Global Scholarly Collaboration: from Traditional Citation Practice to Direct Communication

Authors : Sergey Parinov, Victoria Antonova

The development of recent research information systems allows a transformation of citations in the full text of research papers into interactive elements. Such interactivity in some cases works as an instrument of direct scholarly communications between citing and cited authors.

We discuss this challenge for research e-infrastructure development including opportunities for improvements in research cooperation and in collaboration mechanisms for the global research community.

URL : https://hal.archives-ouvertes.fr/hal-01816700

Towards Open Data for the Citation Content Analysis

Authors : Jose Manuel Barrueco, Thomas Krichel, Sergey Parinov, Victor Lyapunov, Oxana Medvedeva, Varvara Sergeeva

The paper presents first results of the CitEcCyr project funded by RANEPA. The project aims to create a source of open citation data for research papers written in Russian.

Compared to existing sources of citation data, CitEcCyr is working to provide the following added values: a) a transparent and distributed architecture of a technology that generates the citation data; b) an openness of all built/used software and created citation data; c) an extended set of citation data sufficient for the citation content analysis; d) services for public control over a quality of the citation data and a citing activity of researchers.

URL : https://arxiv.org/abs/1710.00302

End of Publication? Open access and a new scholarly communication technology

Authors : Sergey Parinov, Victoria Antonova

At this time, developers of research information systems are experimenting with new tools for research outputs usage that can expand the open access to research. These tools allow researchers to record research as annotations, nanopublications or other micro research outputs and link them by scientific relationships.
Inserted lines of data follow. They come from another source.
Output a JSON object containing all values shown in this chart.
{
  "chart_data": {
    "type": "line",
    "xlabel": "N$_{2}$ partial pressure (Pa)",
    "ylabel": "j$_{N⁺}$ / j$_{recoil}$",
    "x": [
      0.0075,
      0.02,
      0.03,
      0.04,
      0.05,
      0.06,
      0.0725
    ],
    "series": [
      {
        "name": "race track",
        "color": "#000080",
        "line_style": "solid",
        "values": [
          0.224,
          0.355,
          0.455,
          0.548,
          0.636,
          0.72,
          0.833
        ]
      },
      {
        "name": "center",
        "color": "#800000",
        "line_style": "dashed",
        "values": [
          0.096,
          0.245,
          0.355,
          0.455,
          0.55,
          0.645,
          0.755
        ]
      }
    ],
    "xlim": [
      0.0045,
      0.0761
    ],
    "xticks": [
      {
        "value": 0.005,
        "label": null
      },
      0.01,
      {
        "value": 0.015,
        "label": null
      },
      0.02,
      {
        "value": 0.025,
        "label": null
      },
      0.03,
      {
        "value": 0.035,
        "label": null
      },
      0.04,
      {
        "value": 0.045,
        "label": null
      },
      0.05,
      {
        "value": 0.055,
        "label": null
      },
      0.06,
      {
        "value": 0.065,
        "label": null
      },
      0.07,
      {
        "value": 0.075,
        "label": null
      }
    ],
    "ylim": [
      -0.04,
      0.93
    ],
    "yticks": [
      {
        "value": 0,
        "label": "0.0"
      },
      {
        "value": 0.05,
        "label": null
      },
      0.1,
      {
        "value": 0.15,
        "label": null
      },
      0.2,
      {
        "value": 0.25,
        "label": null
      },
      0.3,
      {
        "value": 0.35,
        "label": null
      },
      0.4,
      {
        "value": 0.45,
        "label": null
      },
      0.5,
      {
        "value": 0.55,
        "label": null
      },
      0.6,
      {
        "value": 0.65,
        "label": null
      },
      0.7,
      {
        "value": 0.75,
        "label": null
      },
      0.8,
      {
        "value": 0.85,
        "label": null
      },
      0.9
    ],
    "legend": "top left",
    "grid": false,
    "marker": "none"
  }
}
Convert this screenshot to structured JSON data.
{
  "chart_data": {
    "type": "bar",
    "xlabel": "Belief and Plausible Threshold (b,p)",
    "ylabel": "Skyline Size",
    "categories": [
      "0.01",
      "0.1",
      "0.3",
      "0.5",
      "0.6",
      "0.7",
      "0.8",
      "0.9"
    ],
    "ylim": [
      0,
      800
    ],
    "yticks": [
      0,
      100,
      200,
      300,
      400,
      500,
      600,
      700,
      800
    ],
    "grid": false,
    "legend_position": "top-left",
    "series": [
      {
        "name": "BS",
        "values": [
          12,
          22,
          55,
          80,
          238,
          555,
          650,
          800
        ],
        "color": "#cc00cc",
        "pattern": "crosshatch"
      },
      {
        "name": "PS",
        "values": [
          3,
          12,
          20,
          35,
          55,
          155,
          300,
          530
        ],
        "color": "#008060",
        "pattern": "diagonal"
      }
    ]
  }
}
If these micro outputs and relationships are shared by their creators publicly, these actions can initiate direct scholarly communication between the creators and the authors of the used research outputs. Such direct communication takes place while researchers are manipulating and organising their research results, e.g. as manuscripts.

Thus, researchers come to communication before the manuscripts become traditional publications. In this paper, we discuss how this pre-publication communication can affect existing research practice.

It can have important consequences for the research community like the end of publication as a communication instrument, the higher level of transparency in research, changes for the Open Access movement, academic publishers, peer-reviewing and research assessment systems.

We analyse a background that exists in the economics discipline for experiments with the pre-publication communication. We propose a set of experiments with already existed and new tools, which can help with exploring the end of publication possible impacts on the research community.